Personal information
- Born: January 29, 1964 (age 62) Jacksonville, Florida, U.S.
- Height: 6 ft 0 in (1.83 m)
- Weight: 170 lb (77 kg; 12 st)
- Sporting nationality: United States

Career
- College: Clemson University Louisiana State University
- Turned professional: 1987
- Former tours: PGA Tour European Tour Nationwide Tour Challenge Tour NGA Hooters Tour
- Professional wins: 6

Number of wins by tour
- Korn Ferry Tour: 2
- Challenge Tour: 2
- Other: 2

Best results in major championships
- Masters Tournament: DNP
- PGA Championship: DNP
- U.S. Open: CUT: 2001, 2002
- The Open Championship: DNP

= Charles Raulerson =

American golfer (born 1964)

Charles Raulerson (born January 29, 1964) is an American professional golfer who played on the PGA Tour and the Nationwide Tour.
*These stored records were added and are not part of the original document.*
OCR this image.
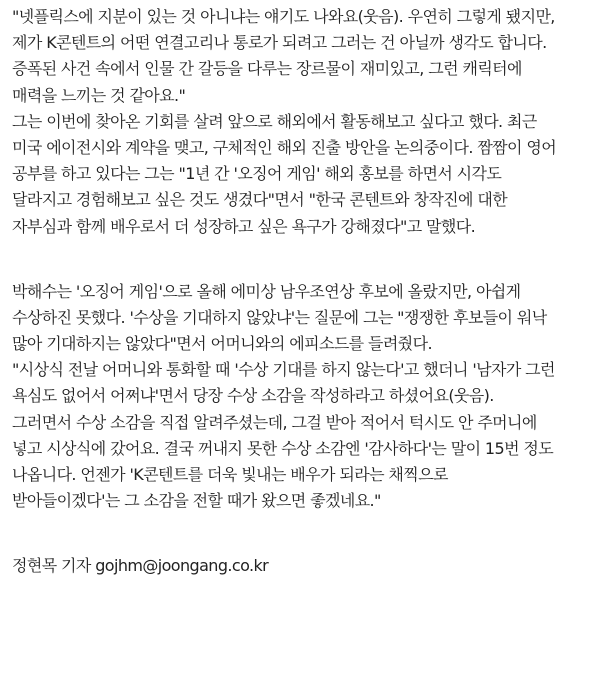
"넷플릭스에 지분이 있는 것 아니냐는 얘기도 나와요(웃음). 우연히 그렇게 됐지만,
제가 K콘텐트의 어떤 연결고리나 통로가 되려고 그러는 건 아닐까 생각도 합니다.
증폭된 사건 속에서 인물 간 갈등을 다루는 장르물이 재미있고, 그런 캐릭터에
매력을 느끼는 것 같아요."
그는 이번에 찾아온 기회를 살려 앞으로 해외에서 활동해보고 싶다고 했다. 최근
미국 에이전시와 계약을 맺고, 구체적인 해외 진출 방안을 논의중이다. 짬짬이 영어
공부를 하고 있다는 그는 "1년 간 '오징어 게임' 해외 홍보를 하면서 시각도
달라지고 경험해보고 싶은 것도 생겼다"면서 "한국 콘텐트와 창작진에 대한
자부심과 함께 배우로서 더 성장하고 싶은 욕구가 강해졌다"고 말했다.
박해수는 '오징어 게임'으로 올해 에미상 남우조연상 후보에 올랐지만, 아쉽게
수상하진 못했다. '수상을 기대하지 않았냐'는 질문에 그는 "쟁쟁한 후보들이 워낙
많아 기대하지는 않았다"면서 어머니와의 에피소드를 들려줬다.
"시상식 전날 어머니와 통화할 때 '수상 기대를 하지 않는다'고 했더니 '남자가 그런
욕심도 없어서 어쩌냐'면서 당장 수상 소감을 작성하라고 하셨어요(웃음).
그러면서 수상 소감을 직접 알려주셨는데, 그걸 받아 적어서 턱시도 안 주머니에
넣고 시상식에 갔어요. 결국 꺼내지 못한 수상 소감엔 '감사하다'는 말이 15번 정도
나옵니다. 언젠가 'K콘텐트를 더욱 빛내는 배우가 되라는 채찍으로
받아들이겠다'는 그 소감을 전할 때가 왔으면 좋겠네요."
정현목 기자 gojhm@joongang.co.kr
== Early life and amateur career ==
In 1964, Raulerson was born in Jacksonville, Florida. As an amateur, Raulerson played college golf at Clemson and LSU.

== Professional career ==
In 1987, Raulerson turned pro. Early in his career, Raulerson struggled on making into the PGA Tour. He played overseas and in North America. In 1989, he won the Jamaica Open. In 1990, Raulerson joined the Ben Hogan Tour, the PGA Tour's developmental tour. During this era, Raulerson also played on the European Tour's developmental tour, the Challenge Tour. He won two events in 1993.
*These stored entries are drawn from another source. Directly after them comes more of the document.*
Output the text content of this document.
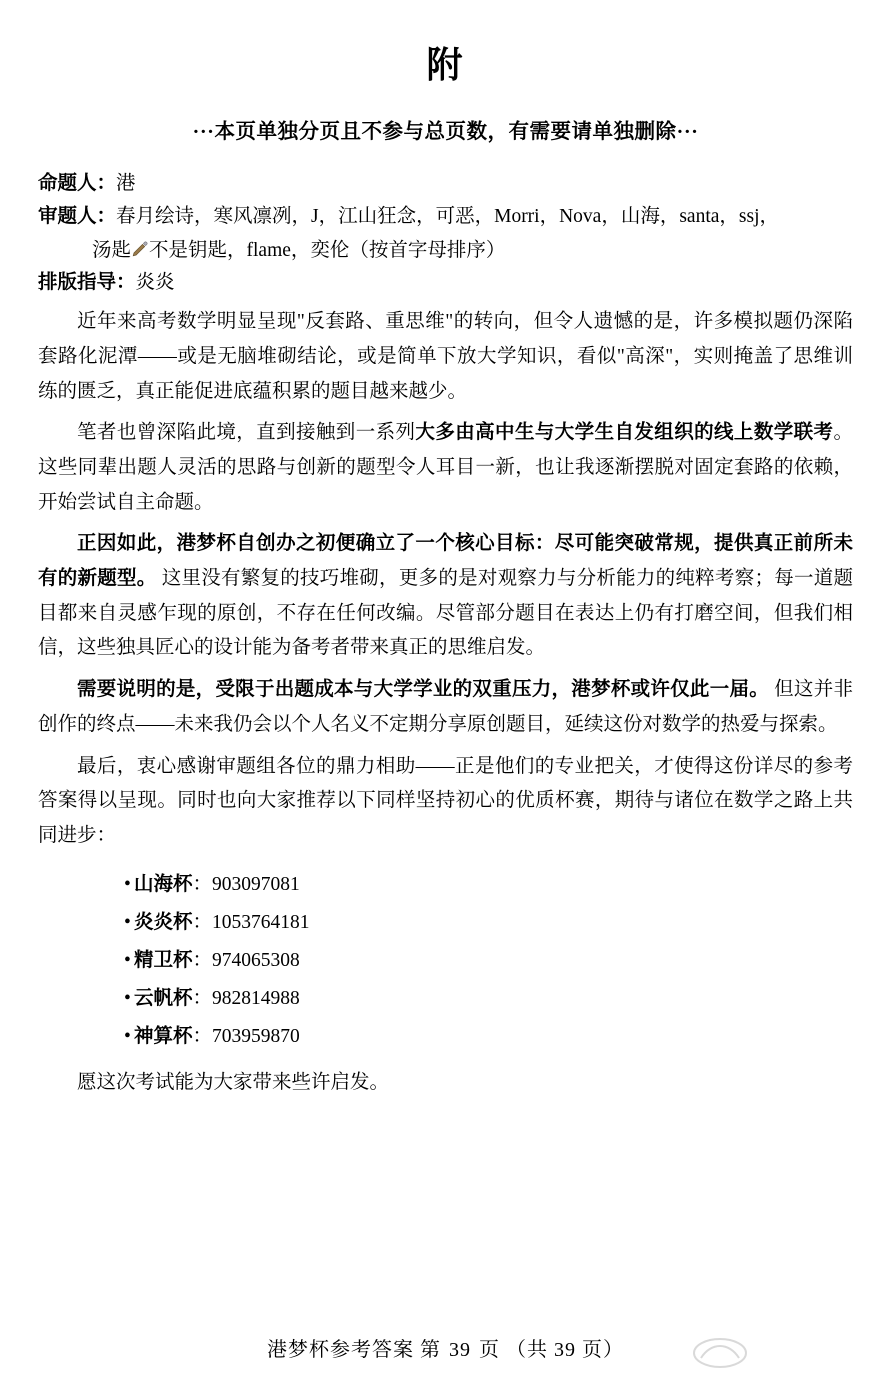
附
···本页单独分页且不参与总页数，有需要请单独删除···
命题人：港
审题人：春月绘诗，寒风凛冽，J，江山狂念，可恶，Morri，Nova，山海，santa，ssj，
汤匙 不是钥匙，flame，奕伦（按首字母排序）
排版指导：炎炎
近年来高考数学明显呈现"反套路、重思维"的转向，但令人遗憾的是，许多模拟题仍深陷套路化泥潭——或是无脑堆砌结论，或是简单下放大学知识，看似"高深"，实则掩盖了思维训练的匮乏，真正能促进底蕴积累的题目越来越少。
笔者也曾深陷此境，直到接触到一系列大多由高中生与大学生自发组织的线上数学联考。这些同辈出题人灵活的思路与创新的题型令人耳目一新，也让我逐渐摆脱对固定套路的依赖，开始尝试自主命题。
正因如此，港梦杯自创办之初便确立了一个核心目标：尽可能突破常规，提供真正前所未有的新题型。 这里没有繁复的技巧堆砌，更多的是对观察力与分析能力的纯粹考察；每一道题目都来自灵感乍现的原创，不存在任何改编。尽管部分题目在表达上仍有打磨空间，但我们相信，这些独具匠心的设计能为备考者带来真正的思维启发。
需要说明的是，受限于出题成本与大学学业的双重压力，港梦杯或许仅此一届。 但这并非创作的终点——未来我仍会以个人名义不定期分享原创题目，延续这份对数学的热爱与探索。
最后，衷心感谢审题组各位的鼎力相助——正是他们的专业把关，才使得这份详尽的参考答案得以呈现。同时也向大家推荐以下同样坚持初心的优质杯赛，期待与诸位在数学之路上共同进步：
• 山海杯：903097081
• 炎炎杯：1053764181
• 精卫杯：974065308
• 云帆杯：982814988
• 神算杯：703959870
愿这次考试能为大家带来些许启发。
港梦杯参考答案 第 39 页 （共 39 页）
Raulerson was successful at 1993 PGA Tour Qualifying School and joined the Tour in 1994. After a poor year on Tour, he took a hiatus from Tour until 1998 when he rejoined the developmental tour, now called the Nike Tour. Raulerson won two events that year, the Nike Oregon Classic and the Nike Inland Empire Open en route to a 7th-place finish on the money list. He returned to the PGA Tour in 1999 and spent two years on Tour before returning to the developmental tour, now called the Buy.com Tour, in 2001. Raulerson played on the developmental tour until 2003 until retiring from golf.

==Professional wins (6)==
===Nike Tour wins (2)===

| No. | Date | Tournament | Winning score | Margin of victory | Runner(s)-up |
|---|---|---|---|---|---|
| 1 | Sep 27, 1998 | Nike Oregon Classic | −16 (68-69-65-70=272) | 5 strokes | USA Notah Begay III, USA John Elliott, USA Tom Scherrer |
| 2 | Oct 11, 1998 | Nike Inland Empire Open | −20 (66-70-66-66=268) | 3 strokes | USA Jay Williamson |

===Challenge Tour wins (2)===

| No. | Date | Tournament | Winning score | Margin of victory | Runner-up |
|---|---|---|---|---|---|
| 1 | Apr 10, 1993 | Open Jezequel | +8 (74-73-76-73=296) | 2 strokes | SCO Ian Young |
| 2 | Aug 28, 1993 | Gore-Tex Challenge | −17 (70-67-67-67=271) | 1 stroke | ENG Liam White |

===NGA Hooters Tour wins (1)===

| No. | Date | Tournament | Winning score | Margin of victory | Runner-up |
|---|---|---|---|---|---|
| 1 | Feb 11, 2001 | NGA Ravines Golf Classic | −18 (65-66-71-70=272) | 7 strokes | USA Zach Johnson |

===Other wins (1)===
- 1989 Jamaica Open

==Results in major championships==

| Tournament | 1996 | 1997 | 1998 | 1999 | 2000 | 2001 | 2002 |
|---|---|---|---|---|---|---|---|
| U.S. Open | WD |  |  |  |  | CUT | CUT |

CUT = missed the half-way cut

WD = withdrew

Note: Raulerson only played in the U.S. Open.